The city of Irvine has had a moratorium on new wireless sites for almost a year. At a time when so many people are abandoning their home phones in favor wireless, its just not logical to prevent carriers from expanding their networks to serve their customers.
My column on this issue appeared in the Orange County Register’s Irvine World News today. Check it out here.
April 25th, 2009 at 12:00 am
The people of Turtle Rock worked for years with the city council to draft a wireless ordinance and plan for this area that worked for them and was fair to those who supported such an encroachment into our community. The draft proposal was adopted and because it did not favor the highly financed wireless carriers they ultimately decided to challenge this policy.

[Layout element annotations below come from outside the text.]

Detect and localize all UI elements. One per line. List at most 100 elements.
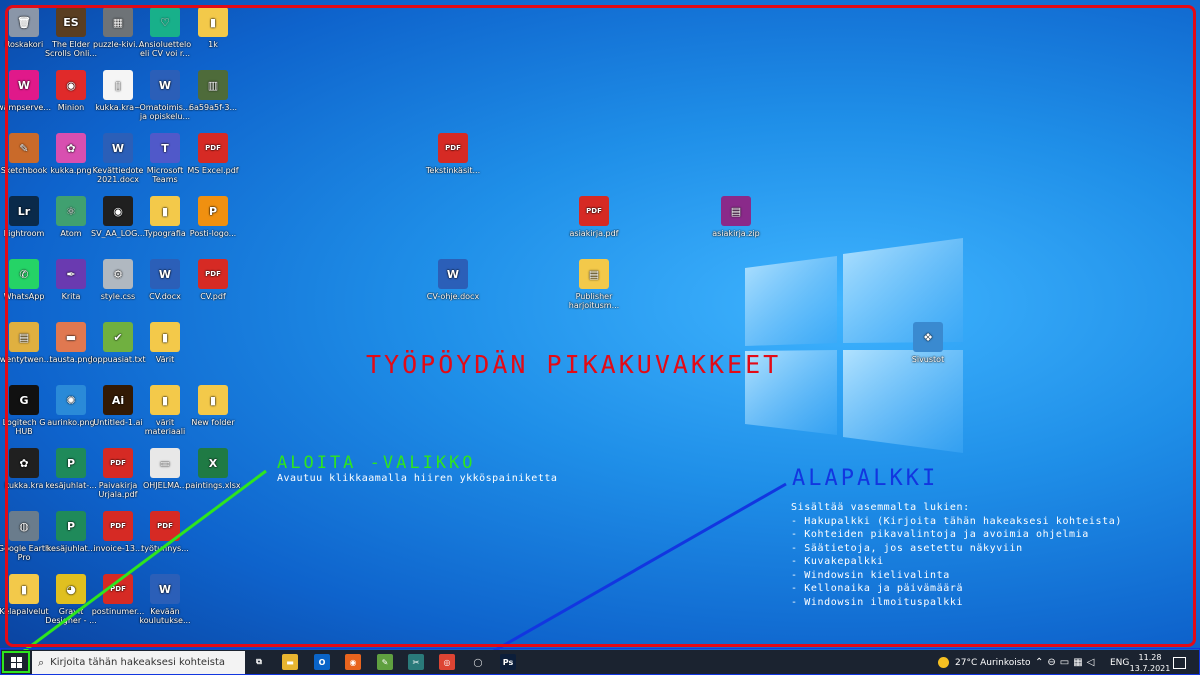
outlook-icon[interactable]: O: [314, 654, 330, 670]
desktop-icon-label: MS Excel.pdf: [187, 166, 239, 175]
file-icon: X: [198, 448, 228, 478]
file-icon: ◉: [103, 196, 133, 226]
file-icon: G: [9, 385, 39, 415]
task-view-icon[interactable]: ⧉: [251, 654, 267, 670]
taskbar-search-box[interactable]: ⌕ Kirjoita tähän hakeaksesi kohteista: [32, 651, 245, 674]
file-icon: P: [56, 448, 86, 478]
people-icon[interactable]: ⊖: [1047, 657, 1059, 668]
file-explorer-icon[interactable]: ▬: [282, 654, 298, 670]
network-icon[interactable]: ▦: [1073, 657, 1086, 668]
file-icon: T: [150, 133, 180, 163]
desktop-icon[interactable]: ▮ 1k: [183, 7, 243, 49]
desktop-icon[interactable]: W Kevään koulutukse...: [135, 574, 195, 625]
file-icon: ▤: [9, 322, 39, 352]
file-icon: PDF: [438, 133, 468, 163]
file-icon: P: [198, 196, 228, 226]
file-icon: Lr: [9, 196, 39, 226]
system-tray-icons[interactable]: ⌃ ⊖ ▭ ▦ ◁: [1035, 651, 1098, 674]
file-icon: P: [56, 511, 86, 541]
desktop-icon-label: CV.pdf: [200, 292, 226, 301]
weather-text: 27°C Aurinkoisto: [955, 657, 1031, 668]
file-icon: ▤: [721, 196, 751, 226]
battery-icon[interactable]: ▭: [1060, 657, 1073, 668]
file-icon: PDF: [198, 133, 228, 163]
desktop-icon-label: Tekstinkäsit...: [425, 166, 481, 175]
file-icon: ▭: [150, 448, 180, 478]
desktop-icon[interactable]: Xpaintings.xlsx: [183, 448, 243, 490]
file-icon: PDF: [103, 511, 133, 541]
file-icon: ▮: [198, 7, 228, 37]
file-icon: ✒: [56, 259, 86, 289]
desktop-icon-label: 6a59a5f-3...: [188, 103, 238, 112]
file-icon: ▥: [198, 70, 228, 100]
file-icon: W: [438, 259, 468, 289]
desktop-shortcuts-annotation: TYÖPÖYDÄN PIKAKUVAKKEET: [366, 350, 782, 379]
file-icon: PDF: [103, 574, 133, 604]
chevron-up-icon[interactable]: ⌃: [1035, 657, 1047, 668]
file-icon: ▮: [150, 196, 180, 226]
file-icon: PDF: [198, 259, 228, 289]
clock-time: 11.28: [1138, 652, 1162, 662]
taskbar-annotation-line: - Hakupalkki (Kirjoita tähän hakeaksesi …: [791, 515, 1123, 527]
file-icon: ✆: [9, 259, 39, 289]
volume-icon[interactable]: ◁: [1087, 657, 1099, 668]
desktop-icon[interactable]: ▤ Publisher harjoitusm...: [564, 259, 624, 310]
desktop-icon[interactable]: ▮ Värit: [135, 322, 195, 364]
taskbar-annotation-line: - Kohteiden pikavalintoja ja avoimia ohj…: [791, 529, 1089, 540]
start-button[interactable]: [2, 651, 30, 673]
desktop-icon-label: New folder: [191, 418, 235, 427]
taskbar-annotation: ALAPALKKI: [792, 466, 939, 491]
file-icon: ▮: [198, 385, 228, 415]
desktop: 🗑 Roskakori ES The Elder Scrolls Onli... ▦ pu…: [0, 0, 1200, 650]
weather-widget[interactable]: 27°C Aurinkoisto: [938, 651, 1031, 674]
desktop-icon[interactable]: P Posti-logo...: [183, 196, 243, 238]
search-icon: ⌕: [38, 655, 45, 669]
desktop-icon[interactable]: PDF työtunnys...: [135, 511, 195, 553]
language-indicator[interactable]: ENG: [1110, 651, 1129, 674]
obs-icon[interactable]: ◯: [470, 654, 486, 670]
start-menu-annotation: ALOITA -VALIKKO: [277, 453, 476, 473]
clock[interactable]: 11.28 13.7.2021: [1130, 651, 1171, 674]
clock-date: 13.7.2021: [1129, 663, 1171, 673]
taskbar-annotation-line: - Kuvakepalkki: [791, 556, 884, 567]
desktop-icon[interactable]: ▤ asiakirja.zip: [706, 196, 766, 238]
desktop-icon-label: Posti-logo...: [189, 229, 237, 238]
desktop-icon[interactable]: ▮ New folder: [183, 385, 243, 427]
desktop-icon[interactable]: PDF Tekstinkäsit...: [423, 133, 483, 175]
notification-button[interactable]: [1173, 651, 1186, 674]
desktop-icon-label: asiakirja.zip: [712, 229, 760, 238]
desktop-icon-label: Sivustot: [911, 355, 945, 364]
chrome-icon[interactable]: ◎: [439, 654, 455, 670]
file-icon: ⚙: [103, 259, 133, 289]
desktop-icon[interactable]: ❖ Sivustot: [898, 322, 958, 364]
file-icon: ES: [56, 7, 86, 37]
file-icon: W: [150, 259, 180, 289]
taskbar-annotation-desc: Sisältää vasemmalta lukien: - Hakupalkki …: [791, 501, 1122, 609]
file-icon: ▦: [103, 7, 133, 37]
desktop-icon[interactable]: PDF CV.pdf: [183, 259, 243, 301]
taskbar-annotation-line: - Kellonaika ja päivämäärä: [791, 583, 964, 594]
file-icon: PDF: [103, 448, 133, 478]
file-icon: W: [9, 70, 39, 100]
file-icon: ▮: [9, 574, 39, 604]
file-icon: Ai: [103, 385, 133, 415]
snipping-icon[interactable]: ✂: [408, 654, 424, 670]
notepad-icon[interactable]: ✎: [377, 654, 393, 670]
file-icon: ❖: [913, 322, 943, 352]
desktop-icon[interactable]: PDF MS Excel.pdf: [183, 133, 243, 175]
firefox-icon[interactable]: ◉: [345, 654, 361, 670]
desktop-icon[interactable]: W CV-ohje.docx: [423, 259, 483, 301]
taskbar-annotation-line: - Säätietoja, jos asetettu näkyviin: [791, 542, 1023, 554]
desktop-icon[interactable]: ▥ 6a59a5f-3...: [183, 70, 243, 112]
photoshop-icon[interactable]: Ps: [500, 654, 516, 670]
desktop-icon-label: Kevään koulutukse...: [139, 607, 191, 625]
start-menu-annotation-desc: Avautuu klikkaamalla hiiren ykköspainike…: [277, 473, 558, 484]
file-icon: PDF: [579, 196, 609, 226]
desktop-icon-label: paintings.xlsx: [185, 481, 241, 490]
taskbar-annotation-line: Sisältää vasemmalta lukien:: [791, 502, 970, 513]
desktop-icon-label: Värit: [155, 355, 175, 364]
file-icon: ✿: [56, 133, 86, 163]
desktop-icon[interactable]: PDF asiakirja.pdf: [564, 196, 624, 238]
file-icon: ◉: [56, 70, 86, 100]
desktop-icon-label: Publisher harjoitusm...: [568, 292, 620, 310]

There are at least as many opposed to the proliferation of cellular transmitters, vaults, and towers in the Turtle Rock area as those who might favor such an intrusion (maybe more). I find it interesting, there were few who supported the wireless plan proposed by the carriers who would have had such unsightly devices constructed in front of, or nearby, their homes. I know of few people who would like to see their property values deteriorate even further than they have due to a industry’s growth plan to resurrect a “mini” utility yard nearby their humble abodes. If those in favor would like to step up and provide the carriers with the appropriate space outside their bedroom windows, or near their childrens’ sand boxes, I may reconsider my staunch opposition to such an unsightly addition to our landscape…but I have heard only one person volunteer to make their own living space available for such an action. If logic were to decide such a matter, it seems only logical that those who are clamoring for the technology to increase their cellular coverage, should gather a petition in their own neighborhood of all those who favor such construction in their front yards (along with a map identifying their property lines) and submit it to the city council, and to the carriers so they might design their networks accordingly.